I will unpack this issue of extreme conditions in terms of performance:
- User demand for cloud-based software has risen dramatically in recent years, so workloads are significantly higher than before
- Even very simple cloud software makes multiple API calls from internal and third-party services before displaying all relevant data
Despite this tinderbox, practices around software-in-production at many newly-minted Agile houses remain as if users were still using software installed on their PCs or Macs.
Site Reliability Engineering can rescue production software
Site Reliability Engineering practices put a proverbial security blanket on top of the above-highlighted deployment mess that can grow and grow and grow. SRE gives:
- the ability to respond effectively to outages, performance degradation, etc.

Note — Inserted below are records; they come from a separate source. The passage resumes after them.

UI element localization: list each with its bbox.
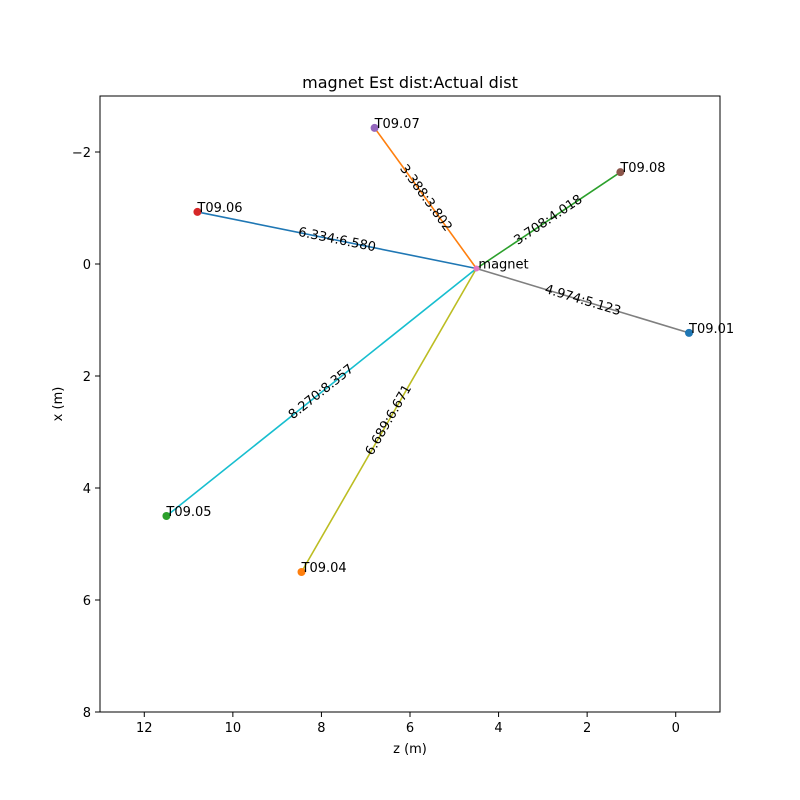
plot-frame <box>99 95 721 713</box>
x-tick-label: 6 <box>406 721 414 736</box>
distance-line-T09.07 <box>373 127 478 269</box>
target-point-T09.04 <box>297 568 306 576</box>
distance-line-T09.06 <box>197 211 477 270</box>
distance-lines <box>165 127 690 573</box>
y-tick-label: 8 <box>83 706 91 721</box>
target-label-T09.01: T09.01 <box>688 322 734 337</box>
target-point-T09.07 <box>370 123 379 132</box>
target-point-T09.06 <box>193 207 202 216</box>
distance-line-T09.08 <box>475 171 621 270</box>
x-tick-label: 8 <box>317 721 325 736</box>
y-tick-label: 6 <box>83 594 91 609</box>
x-tick-label: 12 <box>136 721 153 736</box>
magnet-label: magnet <box>478 257 528 272</box>
chart-title: magnet Est dist:Actual dist <box>302 73 518 92</box>
y-axis-label: x (m) <box>51 387 66 422</box>
x-tick-label: 2 <box>583 721 591 736</box>
distance-line-T09.04 <box>300 268 478 573</box>
x-tick-label: 4 <box>494 721 502 736</box>
magnet-point <box>473 265 480 272</box>
y-tick-label: 0 <box>83 258 91 273</box>
x-tick-label: 0 <box>672 721 680 736</box>
target-point-T09.08 <box>616 168 625 177</box>
y-tick-label: 2 <box>83 370 91 385</box>
target-point-T09.05 <box>162 512 171 520</box>
target-point-T09.01 <box>685 328 693 337</box>
y-tick-label: 4 <box>83 482 91 497</box>
target-label-T09.07: T09.07 <box>374 117 420 132</box>
x-tick-label: 10 <box>225 721 242 736</box>
target-label-T09.08: T09.08 <box>619 161 665 176</box>
axis-ticks: 12 10 8 6 4 2 0 −2 0 2 4 6 8 <box>72 146 680 736</box>
distance-line-T09.01 <box>476 267 690 334</box>
distance-line-T09.05 <box>165 267 477 517</box>
target-label-T09.04: T09.04 <box>301 561 347 576</box>
target-markers: T09.01 T09.04 T09.05 T09.06 T09.07 T09.08 magn… <box>162 117 734 576</box>
target-label-T09.05: T09.05 <box>165 505 211 520</box>
target-label-T09.06: T09.06 <box>196 201 242 216</box>
x-axis-label: z (m) <box>393 742 427 757</box>
y-tick-label: −2 <box>72 146 91 161</box>
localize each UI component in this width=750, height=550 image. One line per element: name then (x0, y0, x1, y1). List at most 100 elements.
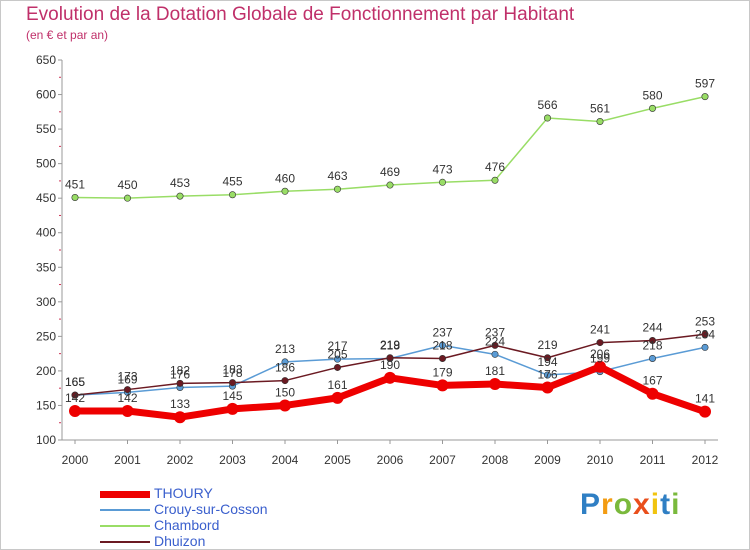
data-point (438, 341, 446, 349)
data-label: 142 (117, 391, 137, 405)
legend-label: Dhuizon (154, 533, 206, 549)
data-point (281, 377, 289, 385)
data-label: 460 (275, 171, 295, 185)
data-label: 218 (642, 338, 662, 352)
data-label: 199 (590, 352, 610, 366)
data-point (543, 114, 551, 122)
data-label: 181 (485, 364, 505, 378)
data-point (543, 354, 551, 362)
proxiti-logo: Proxiti (580, 488, 680, 522)
data-label: 561 (590, 101, 610, 115)
data-label: 173 (117, 370, 137, 384)
data-point (541, 381, 554, 394)
data-point (333, 355, 341, 363)
logo-letter: i (671, 488, 681, 521)
legend-swatch (100, 509, 150, 512)
data-label: 463 (327, 169, 347, 183)
x-tick-label: 2008 (482, 453, 509, 467)
y-tick-label: 500 (36, 157, 56, 171)
data-label: 165 (65, 375, 85, 389)
data-point (384, 371, 396, 384)
data-label: 165 (65, 375, 85, 389)
y-tick-label: 250 (36, 329, 56, 343)
data-label: 253 (695, 314, 715, 328)
data-point (281, 358, 289, 366)
chart-legend: THOURY Crouy-sur-Cosson Chambord Dhuizon (100, 485, 268, 549)
data-point (71, 391, 79, 399)
data-label: 176 (537, 367, 557, 381)
data-point (281, 187, 289, 195)
data-point (226, 402, 239, 415)
data-point (176, 379, 184, 387)
data-label: 145 (222, 389, 242, 403)
logo-letter: r (601, 488, 614, 521)
data-point (596, 117, 604, 125)
data-point (124, 386, 132, 394)
x-tick-label: 2007 (429, 453, 456, 467)
data-point (438, 178, 446, 186)
x-tick-label: 2004 (272, 453, 299, 467)
data-point (491, 341, 499, 349)
data-label: 476 (485, 160, 505, 174)
x-tick-label: 2011 (640, 453, 666, 467)
data-label: 580 (642, 88, 662, 102)
x-tick-label: 2003 (219, 453, 246, 467)
data-label: 469 (380, 165, 400, 179)
data-label: 186 (275, 361, 295, 375)
y-tick-label: 200 (36, 364, 56, 378)
data-label: 142 (65, 391, 85, 405)
x-tick-label: 2010 (587, 453, 614, 467)
data-point (699, 405, 711, 418)
data-point (121, 404, 134, 417)
y-tick-label: 450 (36, 191, 56, 205)
data-label: 167 (642, 374, 662, 388)
x-tick-label: 2009 (534, 453, 561, 467)
y-tick-label: 550 (36, 122, 56, 136)
data-label: 218 (432, 338, 452, 352)
data-point (69, 404, 81, 417)
data-label: 241 (590, 323, 610, 337)
data-label: 224 (485, 334, 505, 348)
data-point (386, 354, 394, 362)
data-point (124, 194, 132, 202)
legend-label: Crouy-sur-Cosson (154, 501, 268, 517)
legend-swatch (100, 490, 150, 498)
data-label: 218 (380, 338, 400, 352)
data-label: 194 (537, 355, 557, 369)
data-label: 453 (170, 176, 190, 190)
data-point (386, 181, 394, 189)
legend-item: Dhuizon (100, 533, 268, 549)
legend-item: THOURY (100, 485, 268, 501)
data-label: 178 (222, 366, 242, 380)
x-tick-label: 2006 (377, 453, 404, 467)
data-point (648, 354, 656, 362)
legend-swatch (100, 541, 150, 544)
x-tick-label: 2001 (114, 453, 141, 467)
data-label: 237 (485, 325, 505, 339)
data-label: 179 (432, 365, 452, 379)
data-label: 182 (170, 363, 190, 377)
y-tick-label: 100 (36, 433, 56, 447)
data-point (174, 411, 186, 424)
data-point (491, 176, 499, 184)
data-point (229, 379, 237, 387)
data-label: 244 (642, 321, 662, 335)
y-tick-label: 150 (36, 398, 56, 412)
data-point (333, 185, 341, 193)
data-label: 205 (327, 347, 347, 361)
data-point (596, 339, 604, 347)
x-tick-label: 2002 (167, 453, 194, 467)
logo-letter: i (650, 488, 661, 521)
data-label: 183 (222, 363, 242, 377)
data-point (489, 378, 501, 391)
x-tick-label: 2000 (62, 453, 89, 467)
legend-swatch (100, 525, 150, 528)
data-point (491, 350, 499, 358)
legend-label: THOURY (154, 485, 213, 501)
data-label: 566 (537, 98, 557, 112)
x-tick-label: 2012 (692, 453, 719, 467)
y-tick-label: 400 (36, 226, 56, 240)
data-label: 455 (222, 175, 242, 189)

- assurance that the various underlying services will be able to handle pressure when it occurs
- a proactive approach to the successful production of software
The lesser risk of excessive downtime can justify the initial cost of creating an SRE function. Downtime can cost serious money in almost every industry now that so many production and service areas are heavily software-dependent.
Business models now depend on cloud internet infrastructure, which increases production risk due to its complexity. Downtime means money lost, even if it’s for mere minutes. It can cost thousands, sometimes millions of dollars.
Users want great new features, but now they also need reliability because what’s the point of a feature if you can’t even access it when you need it?